Tracking Emerging Threats Within the Financial Services Industry

By Anthony Giandomenico, Senior Security Strategist and Researcher, CTI Lead, FortiGuard Labs

The financial services industry has long been a target for cyber criminals looking to steal valuable customer and financial information. Defending against these criminal efforts has become even more challenging in recent years due to digital transformation efforts that have weakened the ability of many organizations to adequately secure their data. Many financial institutions feel trapped in a classic Catch-22 situation: Customers continue to demand new digital solutions, which force banks and other institutions to expand their potential attack surface through the adoption of new platforms and services. At the same time, regulatory controls require them to have the necessary security infrastructures in place to protect both their clients and themselves from malicious activity.

Anthony Giandomenico

To address this conundrum, organizations within the financial services industry must take two steps. First, they need to adopt a security-driven networking strategy that binds any expansion of networks and services to a consistent and enforceable security architecture – you have to be able to secure it before you can build it, send it, develop it or connect to it. And second, they need to stay up to date with the latest cyber threat trends, as this will directly impact their ability to secure critical client data. With that in mind, Fortinet’s recent Q3 Threat Landscape Report highlights several emerging threats that CISOs and their teams need to be aware of moving forward.

Emotet is Still Highly Active

The past quarter saw cybercriminals increasingly using banking Trojans as a means to maximize their financial gains. This was reflected by the increased level of Emotet Trojan activity that was observed across networks. This spike in activity can be attributed in part to Emotet being used in a spear phishing campaign to distribute TrickBot, another well-known banking Trojan. By using Emotet as a payload delivery mechanism, cyber criminals were able to infect vulnerable systems with a variety of banking malware in a single attack.

This threat is particularly concerning due to the fact that Emotet is wormable, meaning that once it infects a system it can spread laterally, quickly infecting entire networks. Furthermore, packaging additional malware with Emotet gives cybercriminals the ability to launch large-scale attacks with relative ease. This form of malware distribution is consistent with attack trends that have been observed across the cyber landscape in Q3, highlighting the growth of the Malware-as-a-Service (MaaS) model. In fact, the Emotet developers have now launch a MaaSversion of their malware, allowing criminal consumers – for a fee – to leverage the millions of devices currently infected with Emotet to deliver additional malware to targeted organizations.

The scale of Emotet’s current campaign, as well as its capabilities, gives the banking Trojan enormous threat potential. It’s why the US Department of Homeland Security has labeled as one of the most costly and destructive systems in the world. And the continuous updates being provided by its very active development team mean that it is unlikely to be thwarted for quite some time. For that reason, it is essential that financial organizations stay informed on its latest iterations. And with that very concern in mind, FortiGuard Labs recently released a new Adversary Playbook that provides valuable information for detecting, understanding, and addressing recent iterations of Emotet.

Banking Malware is Evolving

TrickBot and IcedID were two other banking malware families that were highly active over the third quarter. TrickBot, while initially only functioning as a banking trojan, has begun to evolve its capabilities, making it a more persistent threat. There were several new iterations of TrickBot that were observed, one of which employed a spamming module to gain access to systems and steal data. Another variation of the malware was equipped with a module for stealing credentials, autofill data and other information from an infected host.

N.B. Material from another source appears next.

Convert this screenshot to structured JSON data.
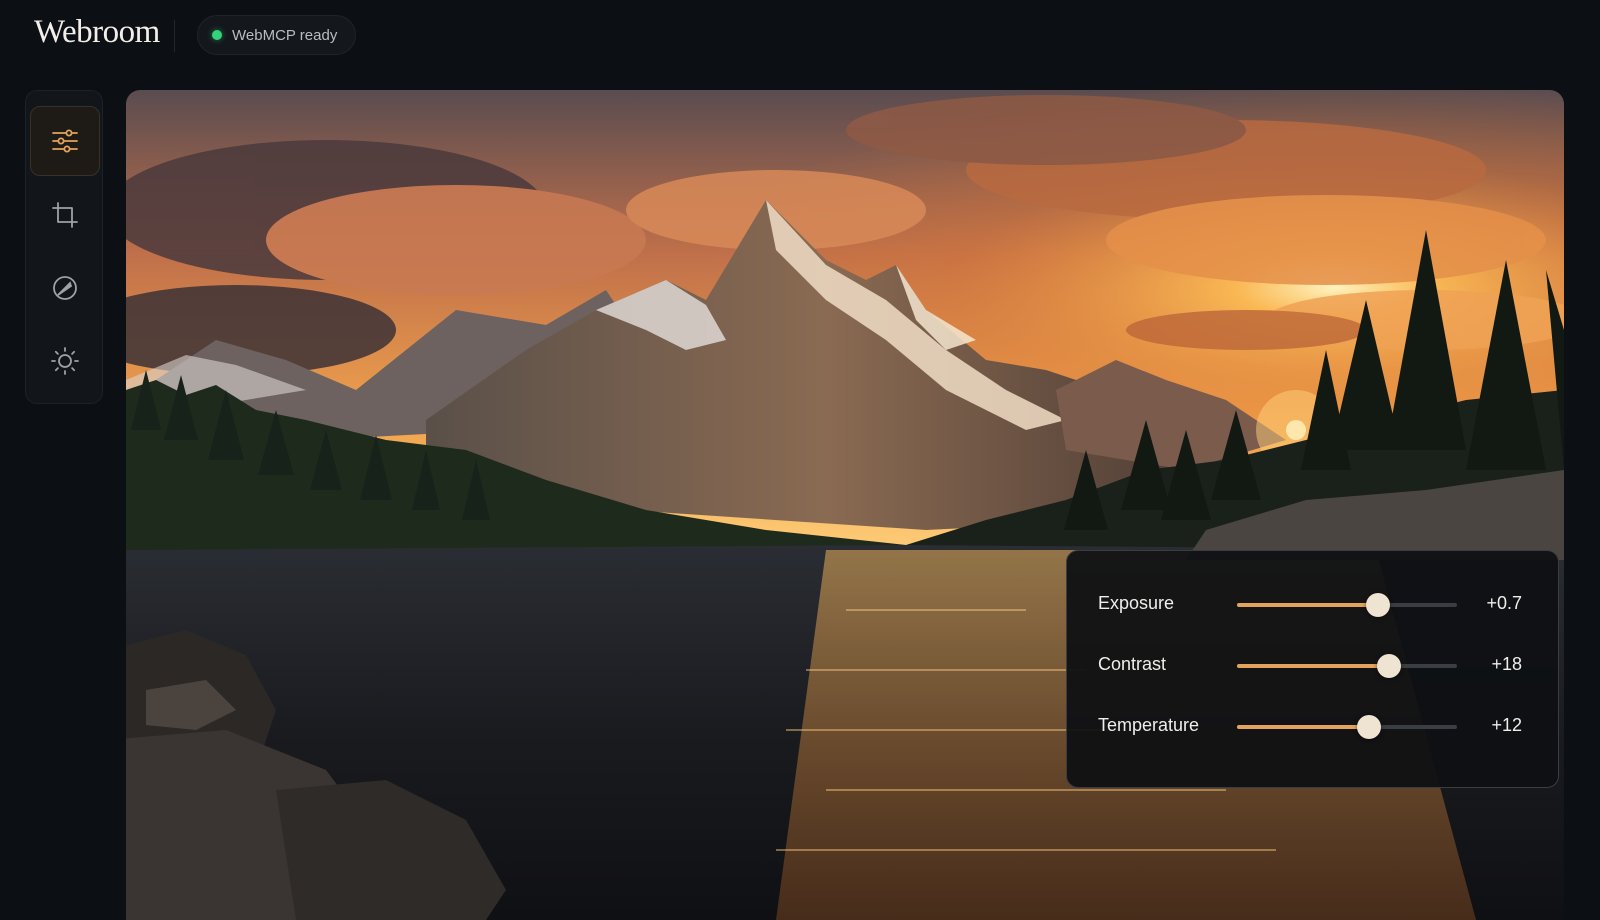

IcedID, while still a relatively new trojan, has enormous threat potential within the financial sector. This is because the malware is constantly evolving, making it incredibly difficult for security teams to detect and manage. Initially, IcedID worked by infecting itself on browsers and manipulating traffic to steal bank account information. However, recent variants of the malware are able to do more than just steal data. Fortinet research conducted on the malware in June revealed that it is now able to deliver a TrickBot payload and, presumably, other payloads as well.

The evolution of these malware variants targeting the financial sector highlights how important having actionable threat intelligence is when creating secure infrastructures. The ever-growing threat they pose to the financial services industry must not be understated, and in order for organizations to protect their data, they must constantly monitor the latest iterations of each of these banking trojans.

Final Thoughts

Cybercriminals are continually modifying their attack techniques to not only improve the accuracy of attacks but to better exploit the digital transformation efforts of their targeted organizations. Their goal is to deliver more effective and malicious payloads, as well as use advanced techniques to evade detection. In order to protect against this, financial institutions must rely on threat intelligence, as it will enhance their ability to thwart potential attacks and keep their critical data secure. This must be combined with a security-driven networking strategy to ensure that none of their efforts to meet evolving consumer demands ever puts themselves or their customers at risk.